Remember Dinamic? They're the Spanish software house who brought you Game Over, the left-to-right scroller with the subtle advertising? Well, they're back with Navy Moves, and take it from me, it's more than a marked improvement on its forerunners.
It follows roughly that a group of fanatics have gotten hold of a nuclear submarine, and are planning to do rather unpleasant things with the missiles on board. Seeing as you're a commando of the highest order, it falls to you to use more than a reasonable amount of fore to stop them.
Taking it from the top, you start in your Run The Gauntlet reject rubber dinghy somewhere in the choppy mid Atlantic facing flotilla of Ussex-12 mines. If the little rubber boat says hello, the mines say boom. But, as luck may have it, you have an ace up your sleeve and a jump feature on the boat.
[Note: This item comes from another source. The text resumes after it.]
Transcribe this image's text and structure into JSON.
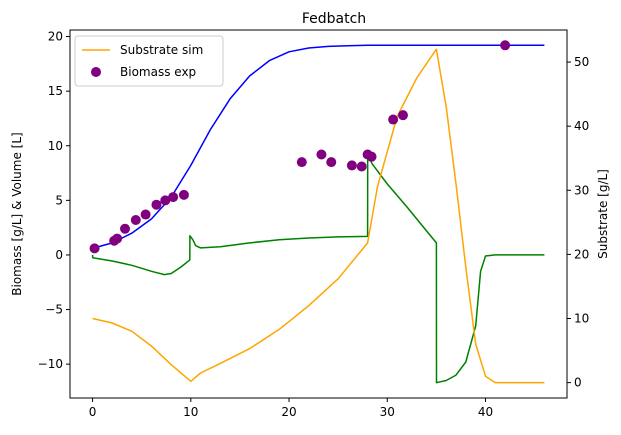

Try not to prang yourself on Tiger Sharks. Bypass these and it's into a bathyscaphe from which you can blow mercy hell out of innocent octopi, until a giant Moray eel turns up.
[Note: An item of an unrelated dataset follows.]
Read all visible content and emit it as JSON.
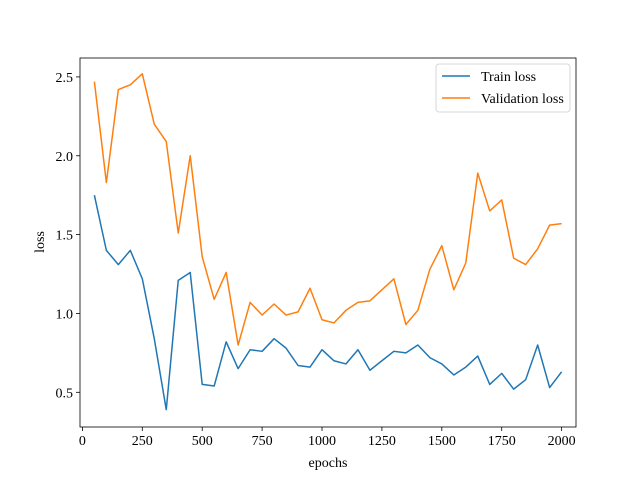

Once you've made it past all the things that Jules Verne considered too nasty to include in his books, you arrive inside the sub. Armed with a rib-tickling machine gun/flame thrower combi unit, you can administer death to anyone you meet - the only problem being that they can do the same to you.
The objective is to plant a bomb at the base of the main reactor, and then send a signal to your mates to come and pull you out before the thing blows.
Initially I was slightly disappointed, particularly with the first stage. The graphics aren't too good and the sound is very patchy. It's also very hard. But persevere, and you're rewarded by the submarined stage which is a combination of Green Beret and Impossible Mission. Shooting one of the enemy produces a very satisfactory Dirty Harry-style death - enough to make you want to waste all your ammo.
A fun arcade game which produces a good combination of arcade, and, later on, arcade strategy. But Navy Moves is all too easy to get into. A fun, though only moderately original game.
There is no difference in gameplay between the 8- and 16-bit versions. The graphics are obviously better than those of the C64, but only on the same scale with the 8-bit version. They improve as you progress into the game, but never become more than neat and well drawn.
The one improvement I did notice is the extra degree of power added to the flamethrower. The sea of flame is particularly wicked. A commendable game, but don't expect it to be top of the 16-bit innovation stakes.